Book Jesus v  Abortion

    Book Details:
  • Author : Charles K. Bellinger
  • Publisher : Wipf and Stock Publishers
  • Release : 2016-06-16
  • ISBN : 1498235050
  • Pages : 353 pages

Download or read book Jesus v Abortion written by Charles K. Bellinger and published by Wipf and Stock Publishers. This book was released on 2016-06-16 with total page 353 pages. Available in PDF, EPUB and Kindle. Book excerpt: There are three main positions that people adopt within the abortion debate: pro-life, muddled middle, and pro-choice. Jesus v.

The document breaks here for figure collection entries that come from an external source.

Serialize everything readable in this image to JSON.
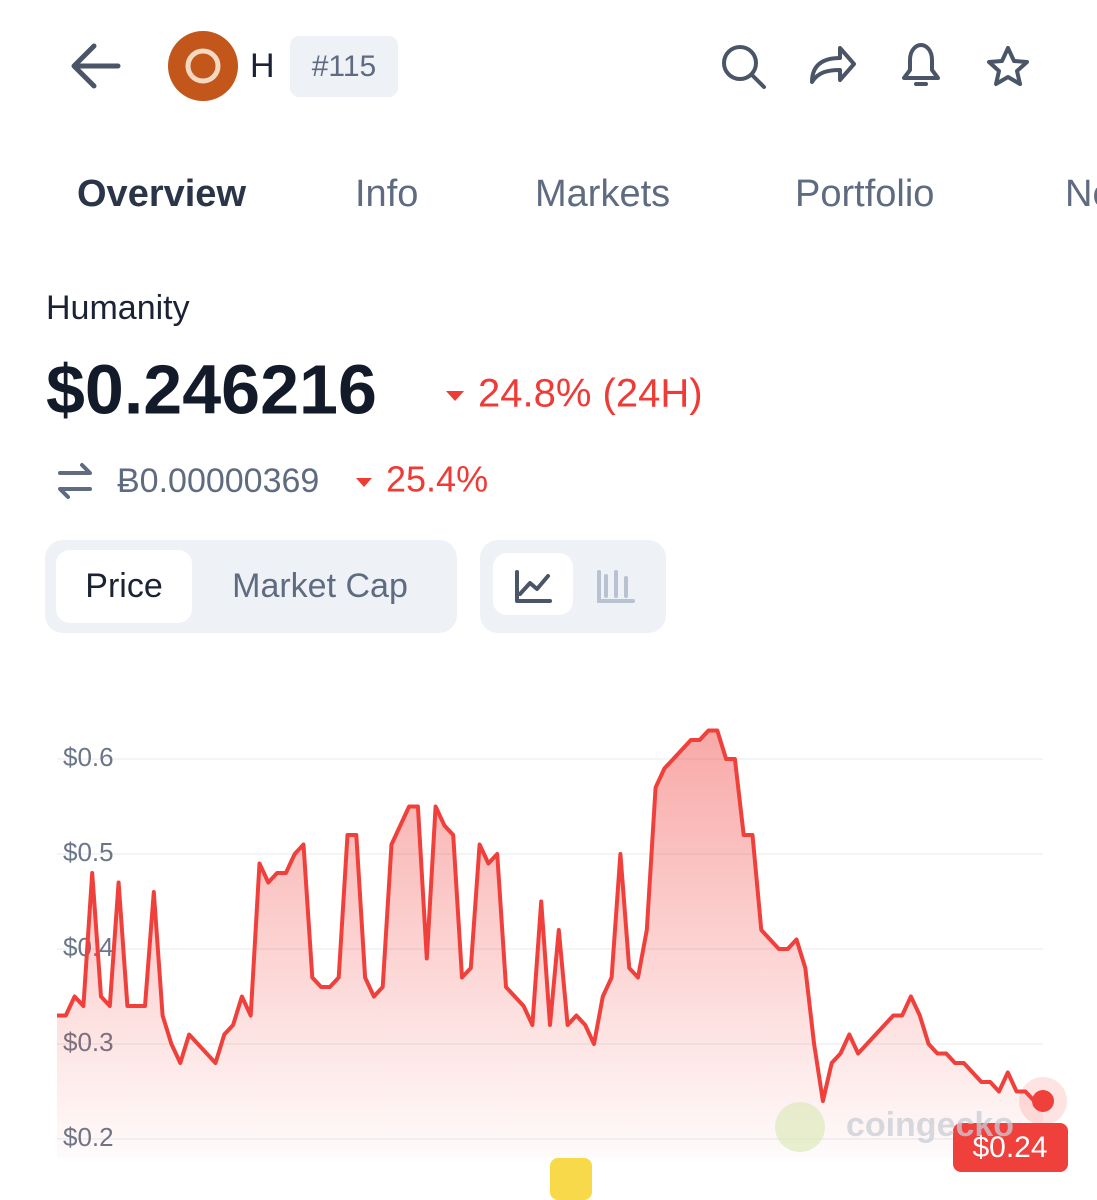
{
  "header": {
    "symbol": "H",
    "rank": "#115"
  },
  "tabs": [
    "Overview",
    "Info",
    "Markets",
    "Portfolio",
    "News"
  ],
  "coin": {
    "name": "Humanity",
    "price": "$0.246216",
    "change_24h": "24.8% (24H)",
    "btc_price": "Ƀ0.00000369",
    "btc_change": "25.4%"
  },
  "toggles": [
    "Price",
    "Market Cap"
  ],
  "watermark": "coingecko",
  "chart_data": {
    "type": "line",
    "color": "#f0403c",
    "values": [
      0.33,
      0.33,
      0.35,
      0.34,
      0.48,
      0.35,
      0.34,
      0.47,
      0.34,
      0.34,
      0.34,
      0.46,
      0.33,
      0.3,
      0.28,
      0.31,
      0.3,
      0.29,
      0.28,
      0.31,
      0.32,
      0.35,
      0.33,
      0.49,
      0.47,
      0.48,
      0.48,
      0.5,
      0.51,
      0.37,
      0.36,
      0.36,
      0.37,
      0.52,
      0.52,
      0.37,
      0.35,
      0.36,
      0.51,
      0.53,
      0.55,
      0.55,
      0.39,
      0.55,
      0.53,
      0.52,
      0.37,
      0.38,
      0.51,
      0.49,
      0.5,
      0.36,
      0.35,
      0.34,
      0.32,
      0.45,
      0.32,
      0.42,
      0.32,
      0.33,
      0.32,
      0.3,
      0.35,
      0.37,
      0.5,
      0.38,
      0.37,
      0.42,
      0.57,
      0.59,
      0.6,
      0.61,
      0.62,
      0.62,
      0.63,
      0.63,
      0.6,
      0.6,
      0.52,
      0.52,
      0.42,
      0.41,
      0.4,
      0.4,
      0.41,
      0.38,
      0.3,
      0.24,
      0.28,
      0.29,
      0.31,
      0.29,
      0.3,
      0.31,
      0.32,
      0.33,
      0.33,
      0.35,
      0.33,
      0.3,
      0.29,
      0.29,
      0.28,
      0.28,
      0.27,
      0.26,
      0.26,
      0.25,
      0.27,
      0.25,
      0.25,
      0.24,
      0.24
    ],
    "last_label": "$0.24",
    "ylim": [
      0.18,
      0.64
    ],
    "yticks": [
      {
        "value": 0.2,
        "label": "$0.2"
      },
      {
        "value": 0.3,
        "label": "$0.3"
      },
      {
        "value": 0.4,
        "label": "$0.4"
      },
      {
        "value": 0.5,
        "label": "$0.5"
      },
      {
        "value": 0.6,
        "label": "$0.6"
      }
    ],
    "grid": true
  }
}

Abortion critiques the pro-choice and muddled middle positions, employing several unusual angles: (1) The question "What would Jesus say about abortion if he were here today?" is given very substantial treatment. (2) The abortion debate is usually conducted using moral and metaphysical arguments; this book adds in anthropological insights regarding the function of violence in human culture. (3) Rights language is employed by both sides of the debate, to opposite ends; this book leads the reader to ask deep questions about the concept of "rights." (4) The use of historical analogies in the abortion debate goes both directions, in the sense that both sides accuse the other of being similar to the defenders of slavery; this book contains what is probably the most sophisticated and sustained analysis of the meaning and legitimacy of such analogies. (5) Many important thinkers are brought into this conversation, such as Soren Kierkegaard, Eric Voegelin, Julien Benda, Simone Weil, Kenneth Burke, Richard Weaver, Rene Girard, Philip Rieff, Giorgio Agamben, Chantal Delsol, Paul Kahn, and David Bentley Hart.